In alignment with prior studies,9,20,21 our data demonstrate a statistically significant lower recall rate for DBT screening mammogram compared with FFDM: 8% versus 10.6%, respectively. However, in contrast to prior studies,20,22–24 the difference in PPV1 between DBT and FFDM screening exams was not statistically significant, nor was the difference in the false-positive rate. The PPV1 for all screening mammograms was 5.7%, within the accepted range of screening mammography performance (3–8%), 16 and the false-positive rate of all screening exams was 8.1%, similar to prior published rates (3.3–9.3%).8,25
Our study has several limitations. First, this was a nonrandomized, retrospective review. Women self-selected to have DBT or FFDM screening, which introduced the potential for allocation bias. The self-selection process also resulted in a large difference in cohort size, with 5029 screening mammograms performed using FFDM compared with 17,026 performed with DBT. Subsequent sublevel analysis was limited by smaller patient numbers. Secondly, some patients were excluded from the analysis due to incomplete documentation or loss to follow-up. In general, recalled lesion type and false-positive cases should be randomly distributed among those lost to follow-up and those for whom we have full imaging follow-up or histologic diagnosis.
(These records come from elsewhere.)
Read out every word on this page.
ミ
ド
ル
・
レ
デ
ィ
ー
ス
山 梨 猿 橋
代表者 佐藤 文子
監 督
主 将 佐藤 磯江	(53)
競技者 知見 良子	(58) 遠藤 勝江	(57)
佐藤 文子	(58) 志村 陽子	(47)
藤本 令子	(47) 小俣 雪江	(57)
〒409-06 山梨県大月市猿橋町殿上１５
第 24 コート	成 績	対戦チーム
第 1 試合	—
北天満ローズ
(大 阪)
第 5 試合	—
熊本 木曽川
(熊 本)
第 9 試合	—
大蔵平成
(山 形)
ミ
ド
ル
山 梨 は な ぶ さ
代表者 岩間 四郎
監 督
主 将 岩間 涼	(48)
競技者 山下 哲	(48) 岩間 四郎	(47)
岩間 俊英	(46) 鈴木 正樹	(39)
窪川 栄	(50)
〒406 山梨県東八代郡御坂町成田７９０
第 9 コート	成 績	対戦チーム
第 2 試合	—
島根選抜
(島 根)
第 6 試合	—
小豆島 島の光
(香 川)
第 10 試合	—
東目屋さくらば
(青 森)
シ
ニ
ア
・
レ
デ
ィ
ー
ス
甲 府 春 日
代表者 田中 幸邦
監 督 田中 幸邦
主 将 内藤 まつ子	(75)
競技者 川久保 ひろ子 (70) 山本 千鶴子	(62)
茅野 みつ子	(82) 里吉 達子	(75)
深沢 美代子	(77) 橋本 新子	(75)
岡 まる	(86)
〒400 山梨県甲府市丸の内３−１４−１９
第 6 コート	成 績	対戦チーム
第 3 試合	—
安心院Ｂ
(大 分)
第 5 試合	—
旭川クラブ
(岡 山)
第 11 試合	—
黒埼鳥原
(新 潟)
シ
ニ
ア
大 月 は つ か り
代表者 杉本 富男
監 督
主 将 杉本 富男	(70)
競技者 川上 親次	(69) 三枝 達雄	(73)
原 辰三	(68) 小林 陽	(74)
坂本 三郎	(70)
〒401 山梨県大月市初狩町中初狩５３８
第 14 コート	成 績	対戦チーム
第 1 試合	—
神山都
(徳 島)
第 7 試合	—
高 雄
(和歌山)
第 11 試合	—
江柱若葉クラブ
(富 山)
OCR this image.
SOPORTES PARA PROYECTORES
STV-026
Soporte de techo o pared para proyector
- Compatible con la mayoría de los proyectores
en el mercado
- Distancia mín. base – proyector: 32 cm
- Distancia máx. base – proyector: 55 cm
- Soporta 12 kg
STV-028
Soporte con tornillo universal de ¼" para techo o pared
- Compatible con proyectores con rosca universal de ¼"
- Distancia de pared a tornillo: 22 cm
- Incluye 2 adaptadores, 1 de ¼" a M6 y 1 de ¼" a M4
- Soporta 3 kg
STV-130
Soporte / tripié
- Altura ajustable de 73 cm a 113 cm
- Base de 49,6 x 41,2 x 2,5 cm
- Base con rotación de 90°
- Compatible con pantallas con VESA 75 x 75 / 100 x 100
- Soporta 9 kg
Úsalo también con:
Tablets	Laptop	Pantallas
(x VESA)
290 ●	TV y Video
Nonetheless, our estimated worst-case scenario calculations still show our data to be in the standard accepted ranges and to be consistent with prior research. Third, our study was performed at a large academic institution; thus, our results may not be generalizable to other practice types. Fourth, the use of the terms “asymmetry” and “mass” may be different on FFDM compared to DBT, potentially impacting our results. This would be the case for all such studies comparing these two modalities.
Conclusions
DBT provides an advantage to breast imagers attempting to reduce recalls, particularly in the setting of architectural distortion and asymmetries. Calcifications pose a particularly difficult diagnostic challenge to the breast imager, with increased recommendations for short-term follow-up and biopsy for false-positive calcifications. Our data demonstrate that we can learn from these outcomes. Architectural distortions may need to be treated with greater suspicion when seen on DBT, as they are more likely to represent an invasive cancer. Calcifications may warrant less aggressive recall and management based on the increased likelihood of a benign outcome.
Footnotes
Declaration of conflicting interests
The author(s) declared the following potential conflicts of interest with respect to the research, authorship, and/or publication of this article: Tali Amir, Emily Ambinder, Eniola Oluyemi, Mary Kate Jones, Evan Honig, and Matthew Alvin have no conflicts of interest. Susan Harvey is employed by Hologic, Inc. Lisa Mullen received grant support from IBM Research, Cepheid, and the Mark Foundation for projects unrelated to this article.
Funding
The author(s) received no financial support for the research, authorship, and/or publication of this article.